The suspected fistula should be evaluated by bronchoscopy performed during spontaneous ventilation. Small fistulas may be difficult to see but may be effectively demonstrated by the disappearance of stump fluid during inspection. The space distal to the bronchopleural fistula is, by definition, infected. The use of plugs or glues is rarely helpful because they do not address the primary problem, that is, ischemic breakdown of the airway with secondary space infection. In the setting of a suspected bronchopleural fistula, general anesthesia can be a major risk. General anesthesia and even the positioning of the patient for intubation are associated with increased risk of contamination of the remaining lung. If the pneumonectomy space has been drained, positive-pressure ventilation may be ineffective or result in tension pneumothorax. The loss of effective positive airway pressure in an anesthetized patient will result in a loss of lung volume and progressive hypoxemia. Because the average length of the right main stem bronchus is very short (1.3 ± 0.3 cm), selective intubation of the main stem bronchus is only practical with a remaining left lung.
Even when selective intubation is achieved, it is difficult to maintain.

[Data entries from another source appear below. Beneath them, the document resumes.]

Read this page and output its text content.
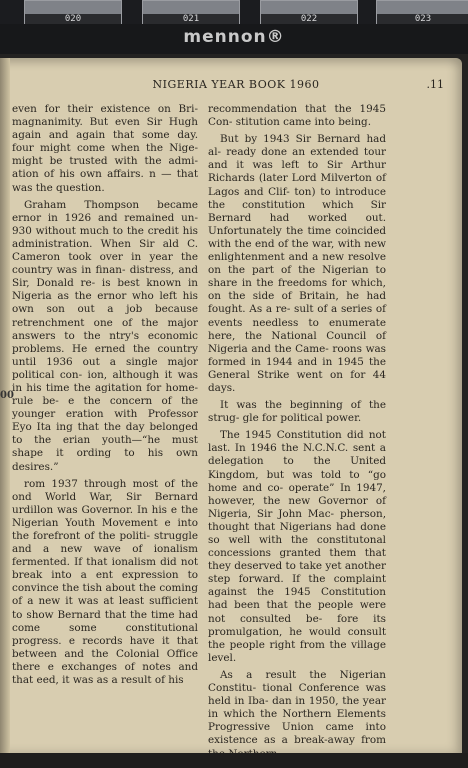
020	021	022	023
mennon®
00
NIGERIA YEAR BOOK 1960	.11

even for their existence on Bri- magnanimity. But even Sir Hugh again and again that some day. four might come when the Nige- might be trusted with the admi- ation of his own affairs. n — that was the question.

Graham Thompson became ernor in 1926 and remained un- 930 without much to the credit his administration. When Sir ald C. Cameron took over in year the country was in finan- distress, and Sir, Donald re- is best known in Nigeria as the ernor who left his own son out a job because retrenchment one of the major answers to the ntry's economic problems. He erned the country until 1936 out a single major political con- ion, although it was in his time the agitation for home-rule be- e the concern of the younger eration with Professor Eyo Ita ing that the day belonged to the erian youth—“he must shape it ording to his own desires.”

rom 1937 through most of the ond World War, Sir Bernard urdillon was Governor. In his e the Nigerian Youth Movement e into the forefront of the politi- struggle and a new wave of ionalism fermented. If that ionalism did not break into a ent expression to convince the tish about the coming of a new it was at least sufficient to show Bernard that the time had come some constitutional progress. e records have it that between and the Colonial Office there e exchanges of notes and that eed, it was as a result of his

recommendation that the 1945 Con- stitution came into being.

But by 1943 Sir Bernard had al- ready done an extended tour and it was left to Sir Arthur Richards (later Lord Milverton of Lagos and Clif- ton) to introduce the constitution which Sir Bernard had worked out. Unfortunately the time coincided with the end of the war, with new enlightenment and a new resolve on the part of the Nigerian to share in the freedoms for which, on the side of Britain, he had fought. As a re- sult of a series of events needless to enumerate here, the National Council of Nigeria and the Came- roons was formed in 1944 and in 1945 the General Strike went on for 44 days.

It was the beginning of the strug- gle for political power.

The 1945 Constitution did not last. In 1946 the N.C.N.C. sent a delegation to the United Kingdom, but was told to “go home and co- operate” In 1947, however, the new Governor of Nigeria, Sir John Mac- pherson, thought that Nigerians had done so well with the constitutonal concessions granted them that they deserved to take yet another step forward. If the complaint against the 1945 Constitution had been that the people were not consulted be- fore its promulgation, he would consult the people right from the village level.

As a result the Nigerian Constitu- tional Conference was held in Iba- dan in 1950, the year in which the Northern Elements Progressive Union came into existence as a break-away from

The angle and luminal diameter of the left main stem bronchus result in intermittent tube obstruction or displacement. In addition, the selective intubation of the left main stem bronchus requires a 6F endotracheal tube, which effectively limits bronchoscopic access to the remaining lung.
In the patient with respiratory failure, the management principle is to avoid the circumstance of ongoing soilage of the remaining lung. The problem with tube drainage (with or without irrigation) is that it provides only partial control of the pneumonectomy space. Drainage is limited by the position of the tube or inflammatory loculations within the chest. To ensure adequate drainage and to prevent ongoing contamination of the remaining lung, an open thoracic “window” should be created. A thoracic window or Clagett procedure10 involves the resection of one or more ribs in the dependent lateral chest wall to facilitate irrigation and packing of the empyema space. In contrast to the Clagett procedure, the Eloesser flap was proposed to facilitate drainage of an empyema in the setting of functioning ipsilateral lung tissue requiring spontaneous ventilation11 (see Chap. 2).
Positive-pressure ventilation can be maintained in a patient with a large bronchopleural fistula and a thoracic window by tightly packing the chest with rolls of mineral oil-soaked gauze. The chest must be packed tightly. Dressing changes, usually performed once a day, need to be performed expeditiously.
Most surgeons wait 6 weeks to 6 months before closing the window. During that time, nutrition is optimized, and control of the infection is ensured. Ideally, the fistula is healed before closure of the thoracic window. In addition, patients with malignancy should be restaged radiographically. Closure of the chest wall involves rotation of muscle into the chest to facilitate antibiotic delivery and to minimize the residual space.